Forechecking is a defensive scheme designed to pressure the opposing team in the offensive zone. Some teams will not use the same forecheck for an entire game and implement different strategies depending on in-game situations. There are several different forechecking formations that are designed to trap or slow down an opponent’s progress on offense.
2-1-2 Aggressive Forecheck
In the 2-1-2 set, the high forwards will press hard and aggressively push opposing players toward the boards. The third forward remains in the slot and will help trap opposing players. The two defensemen support the forwards and pinch in. The goal of this system is to pin the offense and not let them exit the offensive zone.
1-3-1 Aggressive Forecheck
The 1-3-1 is designed to push the puck towards the boards, where two forecheckers will trap the puck carrier. This type of forechecking is only successful when the defensive team outnumbers the offense in the zone. The 1-3-1 requires four players to forecheck while one defenseman stays above the offensive zone and acts as a safety support.
1-2-2 Conservative Forecheck
The 1-2-2 formation is designed to flush an offensive team away from center ice. In this formation, three forwards are in the offensive zone and a single high forward presses the puck. The two defenders remain back in the neutral zone. Most teams will implement this form of forechecking when they are ahead to waste the clock and make it harder for the opposition to advance the puck.
1-4 Conservative Forecheck
1-4 forecheck formation involves four players staying in the neutral zone while one forward pressures inside the offensive zone.

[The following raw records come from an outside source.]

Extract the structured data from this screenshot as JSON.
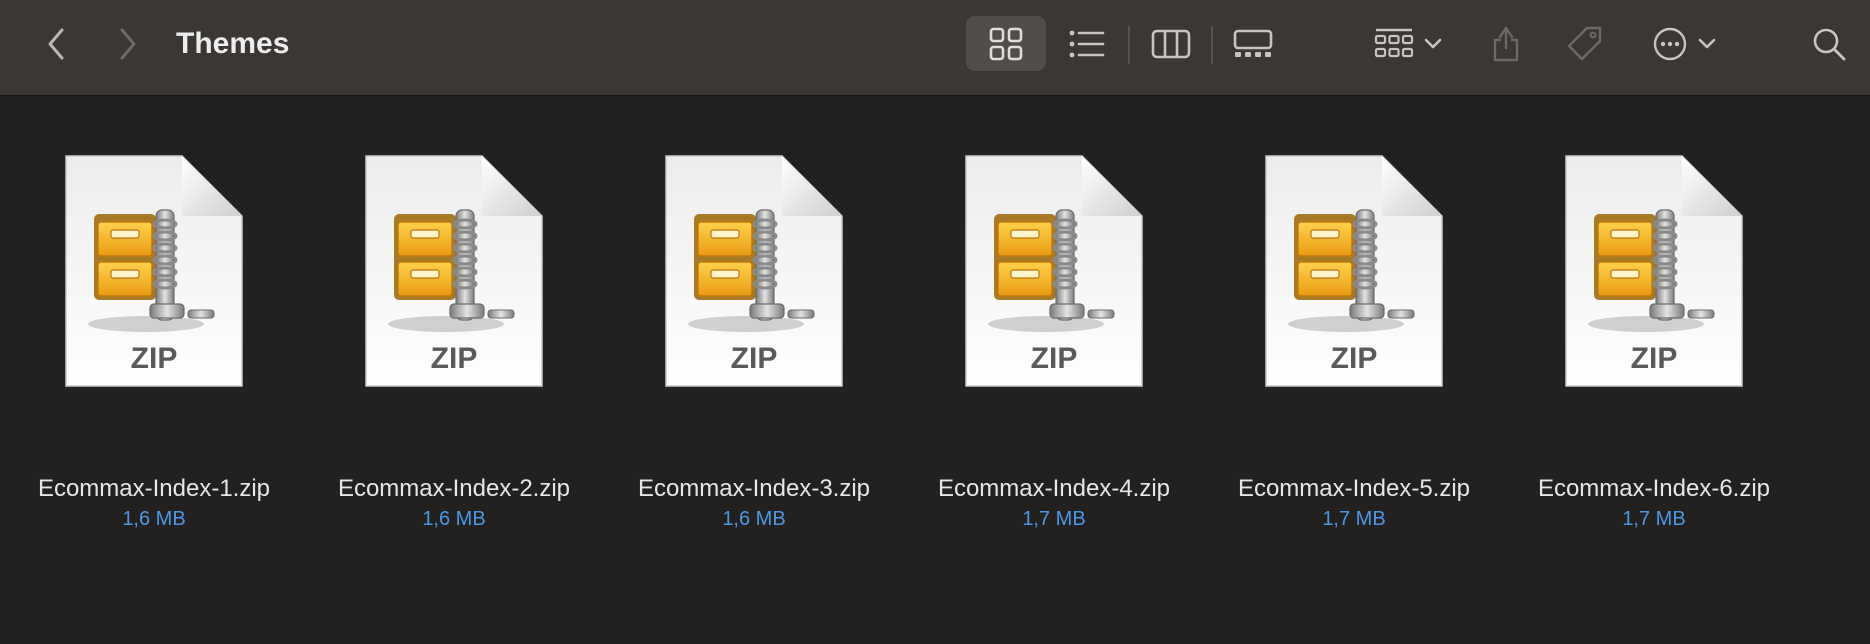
{
  "window": {
    "title": "Themes"
  },
  "toolbar": {
    "back": "back-icon",
    "forward": "forward-icon",
    "views": [
      "icon-view",
      "list-view",
      "column-view",
      "gallery-view"
    ],
    "active_view": "icon-view",
    "group": "group-icon",
    "share": "share-icon",
    "tag": "tag-icon",
    "more": "more-icon",
    "search": "search-icon"
  },
  "files": [
    {
      "name": "Ecommax-Index-1.zip",
      "size": "1,6 MB",
      "badge": "ZIP"
    },
    {
      "name": "Ecommax-Index-2.zip",
      "size": "1,6 MB",
      "badge": "ZIP"
    },
    {
      "name": "Ecommax-Index-3.zip",
      "size": "1,6 MB",
      "badge": "ZIP"
    },
    {
      "name": "Ecommax-Index-4.zip",
      "size": "1,7 MB",
      "badge": "ZIP"
    },
    {
      "name": "Ecommax-Index-5.zip",
      "size": "1,7 MB",
      "badge": "ZIP"
    },
    {
      "name": "Ecommax-Index-6.zip",
      "size": "1,7 MB",
      "badge": "ZIP"
    }
  ],
  "colors": {
    "background": "#232020",
    "toolbar": "#3b3735",
    "size_text": "#4a97e8"
  }
}
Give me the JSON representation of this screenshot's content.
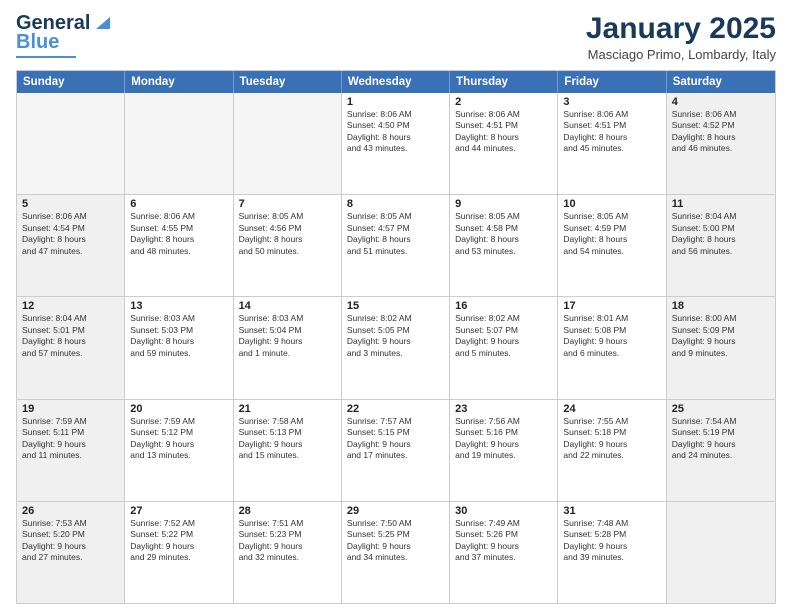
{
  "logo": {
    "line1": "General",
    "line2": "Blue"
  },
  "title": "January 2025",
  "location": "Masciago Primo, Lombardy, Italy",
  "header_days": [
    "Sunday",
    "Monday",
    "Tuesday",
    "Wednesday",
    "Thursday",
    "Friday",
    "Saturday"
  ],
  "rows": [
    [
      {
        "day": "",
        "text": "",
        "empty": true
      },
      {
        "day": "",
        "text": "",
        "empty": true
      },
      {
        "day": "",
        "text": "",
        "empty": true
      },
      {
        "day": "1",
        "text": "Sunrise: 8:06 AM\nSunset: 4:50 PM\nDaylight: 8 hours\nand 43 minutes."
      },
      {
        "day": "2",
        "text": "Sunrise: 8:06 AM\nSunset: 4:51 PM\nDaylight: 8 hours\nand 44 minutes."
      },
      {
        "day": "3",
        "text": "Sunrise: 8:06 AM\nSunset: 4:51 PM\nDaylight: 8 hours\nand 45 minutes."
      },
      {
        "day": "4",
        "text": "Sunrise: 8:06 AM\nSunset: 4:52 PM\nDaylight: 8 hours\nand 46 minutes.",
        "shaded": true
      }
    ],
    [
      {
        "day": "5",
        "text": "Sunrise: 8:06 AM\nSunset: 4:54 PM\nDaylight: 8 hours\nand 47 minutes.",
        "shaded": true
      },
      {
        "day": "6",
        "text": "Sunrise: 8:06 AM\nSunset: 4:55 PM\nDaylight: 8 hours\nand 48 minutes."
      },
      {
        "day": "7",
        "text": "Sunrise: 8:05 AM\nSunset: 4:56 PM\nDaylight: 8 hours\nand 50 minutes."
      },
      {
        "day": "8",
        "text": "Sunrise: 8:05 AM\nSunset: 4:57 PM\nDaylight: 8 hours\nand 51 minutes."
      },
      {
        "day": "9",
        "text": "Sunrise: 8:05 AM\nSunset: 4:58 PM\nDaylight: 8 hours\nand 53 minutes."
      },
      {
        "day": "10",
        "text": "Sunrise: 8:05 AM\nSunset: 4:59 PM\nDaylight: 8 hours\nand 54 minutes."
      },
      {
        "day": "11",
        "text": "Sunrise: 8:04 AM\nSunset: 5:00 PM\nDaylight: 8 hours\nand 56 minutes.",
        "shaded": true
      }
    ],
    [
      {
        "day": "12",
        "text": "Sunrise: 8:04 AM\nSunset: 5:01 PM\nDaylight: 8 hours\nand 57 minutes.",
        "shaded": true
      },
      {
        "day": "13",
        "text": "Sunrise: 8:03 AM\nSunset: 5:03 PM\nDaylight: 8 hours\nand 59 minutes."
      },
      {
        "day": "14",
        "text": "Sunrise: 8:03 AM\nSunset: 5:04 PM\nDaylight: 9 hours\nand 1 minute."
      },
      {
        "day": "15",
        "text": "Sunrise: 8:02 AM\nSunset: 5:05 PM\nDaylight: 9 hours\nand 3 minutes."
      },
      {
        "day": "16",
        "text": "Sunrise: 8:02 AM\nSunset: 5:07 PM\nDaylight: 9 hours\nand 5 minutes."
      },
      {
        "day": "17",
        "text": "Sunrise: 8:01 AM\nSunset: 5:08 PM\nDaylight: 9 hours\nand 6 minutes."
      },
      {
        "day": "18",
        "text": "Sunrise: 8:00 AM\nSunset: 5:09 PM\nDaylight: 9 hours\nand 9 minutes.",
        "shaded": true
      }
    ],
    [
      {
        "day": "19",
        "text": "Sunrise: 7:59 AM\nSunset: 5:11 PM\nDaylight: 9 hours\nand 11 minutes.",
        "shaded": true
      },
      {
        "day": "20",
        "text": "Sunrise: 7:59 AM\nSunset: 5:12 PM\nDaylight: 9 hours\nand 13 minutes."
      },
      {
        "day": "21",
        "text": "Sunrise: 7:58 AM\nSunset: 5:13 PM\nDaylight: 9 hours\nand 15 minutes."
      },
      {
        "day": "22",
        "text": "Sunrise: 7:57 AM\nSunset: 5:15 PM\nDaylight: 9 hours\nand 17 minutes."
      },
      {
        "day": "23",
        "text": "Sunrise: 7:56 AM\nSunset: 5:16 PM\nDaylight: 9 hours\nand 19 minutes."
      },
      {
        "day": "24",
        "text": "Sunrise: 7:55 AM\nSunset: 5:18 PM\nDaylight: 9 hours\nand 22 minutes."
      },
      {
        "day": "25",
        "text": "Sunrise: 7:54 AM\nSunset: 5:19 PM\nDaylight: 9 hours\nand 24 minutes.",
        "shaded": true
      }
    ],
    [
      {
        "day": "26",
        "text": "Sunrise: 7:53 AM\nSunset: 5:20 PM\nDaylight: 9 hours\nand 27 minutes.",
        "shaded": true
      },
      {
        "day": "27",
        "text": "Sunrise: 7:52 AM\nSunset: 5:22 PM\nDaylight: 9 hours\nand 29 minutes."
      },
      {
        "day": "28",
        "text": "Sunrise: 7:51 AM\nSunset: 5:23 PM\nDaylight: 9 hours\nand 32 minutes."
      },
      {
        "day": "29",
        "text": "Sunrise: 7:50 AM\nSunset: 5:25 PM\nDaylight: 9 hours\nand 34 minutes."
      },
      {
        "day": "30",
        "text": "Sunrise: 7:49 AM\nSunset: 5:26 PM\nDaylight: 9 hours\nand 37 minutes."
      },
      {
        "day": "31",
        "text": "Sunrise: 7:48 AM\nSunset: 5:28 PM\nDaylight: 9 hours\nand 39 minutes."
      },
      {
        "day": "",
        "text": "",
        "empty": true,
        "shaded": true
      }
    ]
  ]
}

This conservative forecheck is a “bend, don’t break” system designed to apply pressure but eliminate breakaway plays toward the goaltender. When the offense advances the puck into the neutral zone, the four defenders will trap the puck and disrupt passing lanes.
What are forechecking and backchecking in hockey?

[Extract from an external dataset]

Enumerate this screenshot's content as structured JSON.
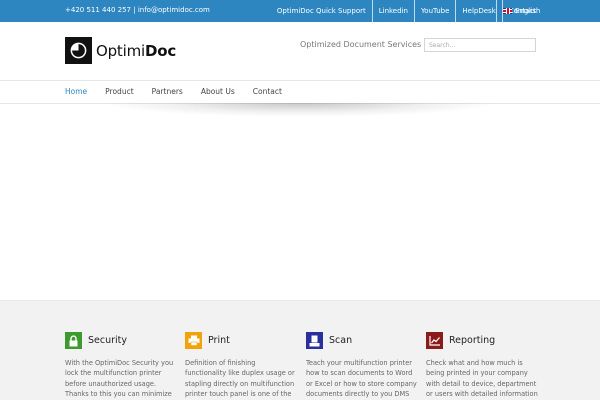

Forechecking is when the defensive team pressures the opposing team inside the offensive zone. Forechecking involves the forwards playing aggressive defense to try and create a turnover near the opposing goal. Backchecking is when the defensive team retreats quickly to protect their defensive zone. Backchecking is the counter result of a forecheck. If the offense breaks the forecheck, the pressing forwards must hustle back to eliminate easy scoring chances.
What does F1 mean in hockey?
F1 stands for the position of first forward in hockey. The letter “F” stands for “forward,” and the number “1” stands for the placement on the ice. This player will be the first to enter the offensive zone when forechecking. Their job is to chase the puck and force the offense into the forechecking trap. Since F1 plays high in the offensive zone, this player is usually the best offensively skilled player on the ice.
What is the offensive zone in hockey?
The hockey rink is separated by two blue lines. Each of the three areas designated by the blue lines is called a zone. The zone in which a team is trying to score in is known as the offensive zone. An offensive player cannot enter the offensive zone before the puck, or an offsides penalty will be called. When teams forecheck, they are applying pressure on the opposing team in the offensive zone to try and create a turnover near the opposing goal.
What's offside in hockey?
Offside is a penalty in hockey that will be called when an offensive player enters the offensive zone before the puck. To distinguish an offsides penalty, a player must have both skates across the blue offensive zone line. Players will commonly drag their skate or stop completely at the blue line to avoid offsides. Moreover, offsides will not be called immediately if a player enters the offensive zone before the puck. Once the player touches the puck, play will then be stopped and a faceoff will occur. This is called a delayed offside.